I need addition, multiplication and logarithm to manipulate my data.

I would like to study a module, which is as powerful as Awk -language.

+4  A: 

I'm not sure exactly what you're after. You can do a lot with list comprehensions. For example, if you want to turn a list:

coords = [(x1, y1, z1), (x2, y2, z2), (x3, y3, z3)]  # etc

into a tuple (x1+x2+x3, y1+y2+y3, z1+z2+z3), then you can do:

sums = (sum(a[0] for a in coords), sum(a[1] for a in coords), sum(a[2] for a in coords))

In fact, an experienced python programmer might write that as:

sums = map(sum, zip(*coords))

though that can look a bit like magic to a beginner.

If you want to multiply across coordinates, then the idea is similar. The only problem is python has no builtin multiplication equivalent to sum. We can build our own:

import operator
def prod(lst):
    return reduce(operator.mul, lst)

Then you can multiply your tuples coordinate-wise as:

prods = map(prod, zip(*coords))

If you want to do something more complex with multiplication (inner product?) that will require a little more work (though it won't be very difficult).

I'm not sure what you want to take the logarithm of. But you can find the log function in the math module:

from math import log

Hope this helps.

John Fouhy
+1  A: 

In Python 3 the reduce function is gone. You can do:

def prod(lst):
    return [x*y*z for x, y, z in list(zip(*lst))]

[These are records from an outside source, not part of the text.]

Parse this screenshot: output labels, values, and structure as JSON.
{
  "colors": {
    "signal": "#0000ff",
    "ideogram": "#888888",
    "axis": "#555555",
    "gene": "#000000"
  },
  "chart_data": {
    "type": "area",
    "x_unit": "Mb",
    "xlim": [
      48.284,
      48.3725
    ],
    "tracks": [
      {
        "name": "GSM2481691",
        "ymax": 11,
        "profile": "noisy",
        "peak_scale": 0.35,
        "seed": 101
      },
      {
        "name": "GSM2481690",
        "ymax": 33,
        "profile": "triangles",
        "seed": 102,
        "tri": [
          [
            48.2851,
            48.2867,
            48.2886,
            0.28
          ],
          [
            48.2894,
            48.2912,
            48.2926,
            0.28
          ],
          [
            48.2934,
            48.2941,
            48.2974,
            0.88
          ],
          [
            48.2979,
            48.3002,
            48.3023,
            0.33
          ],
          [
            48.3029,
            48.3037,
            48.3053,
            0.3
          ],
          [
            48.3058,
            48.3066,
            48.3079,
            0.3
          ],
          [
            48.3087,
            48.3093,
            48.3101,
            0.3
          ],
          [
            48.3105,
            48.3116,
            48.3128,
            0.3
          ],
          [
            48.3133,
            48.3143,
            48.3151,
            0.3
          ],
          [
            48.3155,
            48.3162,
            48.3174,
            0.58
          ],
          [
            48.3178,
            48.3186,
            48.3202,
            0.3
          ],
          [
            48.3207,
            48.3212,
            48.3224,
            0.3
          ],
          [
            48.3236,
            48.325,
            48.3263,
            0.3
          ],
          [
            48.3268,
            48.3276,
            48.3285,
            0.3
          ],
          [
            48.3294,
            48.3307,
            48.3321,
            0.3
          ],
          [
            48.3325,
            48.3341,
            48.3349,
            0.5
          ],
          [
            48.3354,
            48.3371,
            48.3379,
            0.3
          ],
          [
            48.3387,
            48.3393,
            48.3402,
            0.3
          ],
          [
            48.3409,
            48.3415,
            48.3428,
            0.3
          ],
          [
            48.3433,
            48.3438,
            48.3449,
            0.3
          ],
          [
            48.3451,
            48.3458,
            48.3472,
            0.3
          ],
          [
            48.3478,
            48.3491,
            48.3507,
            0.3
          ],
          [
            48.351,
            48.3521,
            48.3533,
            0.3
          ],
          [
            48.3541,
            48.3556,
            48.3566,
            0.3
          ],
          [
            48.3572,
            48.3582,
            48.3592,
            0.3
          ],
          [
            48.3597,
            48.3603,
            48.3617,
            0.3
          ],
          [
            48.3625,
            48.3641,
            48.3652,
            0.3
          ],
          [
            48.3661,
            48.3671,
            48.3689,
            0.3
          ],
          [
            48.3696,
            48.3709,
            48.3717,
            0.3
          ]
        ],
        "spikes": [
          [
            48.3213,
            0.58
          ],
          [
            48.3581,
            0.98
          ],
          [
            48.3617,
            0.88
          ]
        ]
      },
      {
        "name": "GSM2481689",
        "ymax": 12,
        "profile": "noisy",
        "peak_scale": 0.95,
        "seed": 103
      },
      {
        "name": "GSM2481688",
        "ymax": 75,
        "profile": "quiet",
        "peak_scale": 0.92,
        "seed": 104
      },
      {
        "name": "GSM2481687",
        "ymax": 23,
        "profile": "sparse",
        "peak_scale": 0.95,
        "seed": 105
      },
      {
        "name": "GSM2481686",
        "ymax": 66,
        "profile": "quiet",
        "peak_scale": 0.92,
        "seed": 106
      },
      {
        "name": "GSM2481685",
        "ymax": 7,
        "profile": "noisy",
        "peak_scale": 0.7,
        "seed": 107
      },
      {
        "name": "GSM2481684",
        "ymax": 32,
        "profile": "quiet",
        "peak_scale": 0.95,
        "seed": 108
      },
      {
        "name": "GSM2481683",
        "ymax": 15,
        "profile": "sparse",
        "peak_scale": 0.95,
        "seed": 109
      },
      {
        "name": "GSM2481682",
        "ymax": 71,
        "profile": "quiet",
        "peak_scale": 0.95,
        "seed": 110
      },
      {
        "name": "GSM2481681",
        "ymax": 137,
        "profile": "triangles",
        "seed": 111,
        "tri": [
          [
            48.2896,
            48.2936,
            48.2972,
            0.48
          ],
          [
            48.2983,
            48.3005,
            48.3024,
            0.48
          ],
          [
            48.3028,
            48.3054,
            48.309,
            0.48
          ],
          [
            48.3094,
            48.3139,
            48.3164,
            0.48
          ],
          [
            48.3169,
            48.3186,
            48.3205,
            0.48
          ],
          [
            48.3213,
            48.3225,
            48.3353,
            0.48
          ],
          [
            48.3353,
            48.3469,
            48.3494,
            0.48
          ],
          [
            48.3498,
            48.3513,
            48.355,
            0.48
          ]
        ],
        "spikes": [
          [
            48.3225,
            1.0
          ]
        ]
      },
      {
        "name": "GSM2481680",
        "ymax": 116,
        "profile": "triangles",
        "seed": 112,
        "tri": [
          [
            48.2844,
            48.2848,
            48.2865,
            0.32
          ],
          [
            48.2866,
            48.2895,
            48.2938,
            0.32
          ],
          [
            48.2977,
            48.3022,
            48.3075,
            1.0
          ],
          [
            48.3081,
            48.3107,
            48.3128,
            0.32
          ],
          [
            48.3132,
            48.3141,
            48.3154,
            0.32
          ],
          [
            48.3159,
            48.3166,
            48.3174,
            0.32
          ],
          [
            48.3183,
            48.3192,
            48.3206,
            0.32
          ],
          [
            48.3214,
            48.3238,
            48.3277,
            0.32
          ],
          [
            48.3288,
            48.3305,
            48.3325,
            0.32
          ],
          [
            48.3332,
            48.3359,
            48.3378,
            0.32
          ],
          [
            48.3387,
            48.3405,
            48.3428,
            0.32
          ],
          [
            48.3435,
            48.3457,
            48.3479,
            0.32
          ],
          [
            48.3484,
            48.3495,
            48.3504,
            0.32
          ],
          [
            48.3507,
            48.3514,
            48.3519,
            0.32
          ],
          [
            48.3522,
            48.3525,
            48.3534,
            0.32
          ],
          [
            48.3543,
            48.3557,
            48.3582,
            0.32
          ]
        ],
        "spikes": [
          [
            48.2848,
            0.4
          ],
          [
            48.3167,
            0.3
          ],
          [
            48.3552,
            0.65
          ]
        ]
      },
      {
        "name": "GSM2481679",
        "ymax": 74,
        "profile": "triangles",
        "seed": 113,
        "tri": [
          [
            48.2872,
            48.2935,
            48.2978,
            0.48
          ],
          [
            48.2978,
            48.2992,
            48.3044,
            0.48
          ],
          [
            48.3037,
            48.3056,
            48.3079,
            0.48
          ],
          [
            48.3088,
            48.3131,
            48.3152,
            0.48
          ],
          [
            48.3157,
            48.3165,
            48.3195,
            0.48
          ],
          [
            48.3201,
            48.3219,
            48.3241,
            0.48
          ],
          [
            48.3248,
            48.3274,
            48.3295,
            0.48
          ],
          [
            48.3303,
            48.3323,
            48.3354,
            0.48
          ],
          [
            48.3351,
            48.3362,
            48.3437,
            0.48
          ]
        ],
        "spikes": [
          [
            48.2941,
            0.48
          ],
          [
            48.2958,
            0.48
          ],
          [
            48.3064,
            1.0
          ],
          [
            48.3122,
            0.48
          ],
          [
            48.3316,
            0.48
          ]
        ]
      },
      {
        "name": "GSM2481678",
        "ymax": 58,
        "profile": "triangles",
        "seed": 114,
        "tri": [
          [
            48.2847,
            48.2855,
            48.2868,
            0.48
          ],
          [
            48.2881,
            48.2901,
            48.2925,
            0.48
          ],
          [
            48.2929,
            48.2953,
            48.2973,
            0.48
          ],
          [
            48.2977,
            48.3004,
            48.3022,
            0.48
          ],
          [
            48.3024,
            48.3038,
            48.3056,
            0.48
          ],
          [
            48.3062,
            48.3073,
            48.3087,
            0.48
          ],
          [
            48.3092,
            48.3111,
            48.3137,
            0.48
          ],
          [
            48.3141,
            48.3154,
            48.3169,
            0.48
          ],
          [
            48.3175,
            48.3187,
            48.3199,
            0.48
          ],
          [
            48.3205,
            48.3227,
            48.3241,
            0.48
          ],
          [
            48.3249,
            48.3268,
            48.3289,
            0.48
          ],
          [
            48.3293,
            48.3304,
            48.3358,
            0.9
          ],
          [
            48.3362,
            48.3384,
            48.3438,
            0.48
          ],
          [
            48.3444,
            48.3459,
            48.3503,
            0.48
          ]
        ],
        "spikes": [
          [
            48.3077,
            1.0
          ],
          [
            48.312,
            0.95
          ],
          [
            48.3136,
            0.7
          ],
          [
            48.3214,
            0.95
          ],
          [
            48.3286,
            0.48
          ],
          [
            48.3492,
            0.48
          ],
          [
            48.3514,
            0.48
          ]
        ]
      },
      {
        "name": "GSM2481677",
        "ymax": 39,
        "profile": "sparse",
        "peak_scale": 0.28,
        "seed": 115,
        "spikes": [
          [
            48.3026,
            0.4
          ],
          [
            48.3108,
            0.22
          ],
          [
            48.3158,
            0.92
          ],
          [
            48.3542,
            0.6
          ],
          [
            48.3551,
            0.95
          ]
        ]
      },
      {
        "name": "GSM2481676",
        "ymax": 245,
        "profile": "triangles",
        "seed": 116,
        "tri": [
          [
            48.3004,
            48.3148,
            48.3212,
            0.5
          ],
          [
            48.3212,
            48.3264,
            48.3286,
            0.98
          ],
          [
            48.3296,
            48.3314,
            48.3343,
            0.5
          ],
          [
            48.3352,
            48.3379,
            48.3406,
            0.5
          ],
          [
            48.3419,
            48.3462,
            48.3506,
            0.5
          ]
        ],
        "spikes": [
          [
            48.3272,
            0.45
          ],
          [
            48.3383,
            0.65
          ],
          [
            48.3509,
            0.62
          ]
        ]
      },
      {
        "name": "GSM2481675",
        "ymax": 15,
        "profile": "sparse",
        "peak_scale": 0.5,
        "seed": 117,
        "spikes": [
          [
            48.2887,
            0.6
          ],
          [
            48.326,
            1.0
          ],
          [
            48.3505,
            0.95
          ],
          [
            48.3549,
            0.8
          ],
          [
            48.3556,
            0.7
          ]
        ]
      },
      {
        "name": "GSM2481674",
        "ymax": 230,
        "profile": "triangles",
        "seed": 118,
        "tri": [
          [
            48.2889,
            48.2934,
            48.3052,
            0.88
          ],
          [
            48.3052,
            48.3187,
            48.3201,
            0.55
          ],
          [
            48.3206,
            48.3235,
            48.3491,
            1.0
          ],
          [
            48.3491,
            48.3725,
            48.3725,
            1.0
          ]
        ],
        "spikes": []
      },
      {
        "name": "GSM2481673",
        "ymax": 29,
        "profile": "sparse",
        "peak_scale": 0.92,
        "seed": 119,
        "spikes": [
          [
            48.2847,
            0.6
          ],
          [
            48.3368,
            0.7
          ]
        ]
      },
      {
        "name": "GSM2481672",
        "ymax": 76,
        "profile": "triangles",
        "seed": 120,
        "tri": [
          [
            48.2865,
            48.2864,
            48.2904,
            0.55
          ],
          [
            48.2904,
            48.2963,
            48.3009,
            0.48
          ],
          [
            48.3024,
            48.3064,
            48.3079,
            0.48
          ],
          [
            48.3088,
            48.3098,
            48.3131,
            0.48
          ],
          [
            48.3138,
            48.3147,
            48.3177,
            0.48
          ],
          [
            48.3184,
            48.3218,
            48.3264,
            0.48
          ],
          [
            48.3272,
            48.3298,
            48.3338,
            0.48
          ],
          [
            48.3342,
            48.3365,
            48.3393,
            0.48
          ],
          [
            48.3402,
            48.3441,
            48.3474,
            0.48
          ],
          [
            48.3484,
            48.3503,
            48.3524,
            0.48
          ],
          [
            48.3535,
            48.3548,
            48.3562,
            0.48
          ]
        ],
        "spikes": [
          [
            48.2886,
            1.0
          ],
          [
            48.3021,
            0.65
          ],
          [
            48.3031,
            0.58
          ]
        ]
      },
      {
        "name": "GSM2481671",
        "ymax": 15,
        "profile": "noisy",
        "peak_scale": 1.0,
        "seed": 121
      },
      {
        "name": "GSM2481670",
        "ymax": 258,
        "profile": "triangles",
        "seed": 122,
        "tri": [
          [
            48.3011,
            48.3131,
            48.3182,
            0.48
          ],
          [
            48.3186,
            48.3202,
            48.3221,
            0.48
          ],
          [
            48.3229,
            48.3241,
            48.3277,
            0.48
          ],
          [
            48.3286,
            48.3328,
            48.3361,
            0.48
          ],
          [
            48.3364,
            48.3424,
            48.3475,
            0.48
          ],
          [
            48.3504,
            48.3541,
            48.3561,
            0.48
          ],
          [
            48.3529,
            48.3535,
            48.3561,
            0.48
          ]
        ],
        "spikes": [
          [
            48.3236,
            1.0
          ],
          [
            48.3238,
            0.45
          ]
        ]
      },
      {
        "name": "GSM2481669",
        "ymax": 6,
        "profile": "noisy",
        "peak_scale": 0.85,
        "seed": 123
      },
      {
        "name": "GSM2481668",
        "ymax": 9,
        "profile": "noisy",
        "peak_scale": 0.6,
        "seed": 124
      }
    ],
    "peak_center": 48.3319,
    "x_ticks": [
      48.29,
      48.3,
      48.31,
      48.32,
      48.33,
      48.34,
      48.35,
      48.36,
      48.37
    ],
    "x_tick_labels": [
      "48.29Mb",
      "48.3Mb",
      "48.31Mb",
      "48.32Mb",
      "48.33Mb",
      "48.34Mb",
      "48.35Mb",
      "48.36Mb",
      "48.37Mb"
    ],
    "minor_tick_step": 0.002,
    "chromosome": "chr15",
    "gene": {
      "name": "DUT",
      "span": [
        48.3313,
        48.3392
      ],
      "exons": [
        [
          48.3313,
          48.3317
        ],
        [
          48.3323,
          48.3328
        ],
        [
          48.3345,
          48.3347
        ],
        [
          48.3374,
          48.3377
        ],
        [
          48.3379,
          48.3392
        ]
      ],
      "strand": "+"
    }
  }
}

coords = [(2, 4, 8), (3, 6, 5), (7, 5, 2)]
print(prod(coords))
>>> [42, 120, 80]
Luiz Damim
In python 3.0, the reduce function is in the functools module.
sykora
+4  A: 

If you need many array manipulation, then numpy is the best choice in python

>>> import numpy
>>> data = numpy.array([(2, 4, 8), (3, 6, 5), (7, 5, 2)])
>>> data
array([[2, 4, 8],
       [3, 6, 5],
       [7, 5, 2]])

>>> data.sum()  # product of all elements
42
>>> data.sum(axis=1)   # sum of elements in rows
array([14, 14, 14])
>>> data.sum(axis=0)   # sum of elements in columns
array([12, 15, 15])
>>> numpy.product(data, axis=1)   # product of elements in rows
array([64, 90, 70])
>>> numpy.product(data, axis=0)   # product of elements in columns
array([ 42, 120,  80])
>>> numpy.product(data)      # product of all elements
403200

or element wise operation with arrays

>>> x,y,z = map(numpy.array,[(2, 4, 8), (3, 6, 5), (7, 5, 2)])
>>> x
array([2, 4, 8])
>>> y
array([3, 6, 5])
>>> z
array([7, 5, 2])

>>> x*y
array([ 6, 24, 40])
>>> x*y*z
array([ 42, 120,  80])
>>> x+y+z
array([12, 15, 15])

element wise mathematical operations, e.g.

>>> numpy.log(data)
array([[ 0.69314718,  1.38629436,  2.07944154],
       [ 1.09861229,  1.79175947,  1.60943791],
       [ 1.94591015,  1.60943791,  0.69314718]])
>>> numpy.exp(x)
array([    7.3890561 ,    54.59815003,  2980.95798704])
+1  A: 

You don't need a separate library or module to do this. Python has list comprehensions built into the language, which lets you manipulate lists and perform caculations. You could use the numpy module to do the same thing if you want to do lots of scientific calculations, or if you want to do lots of heavy number crunching.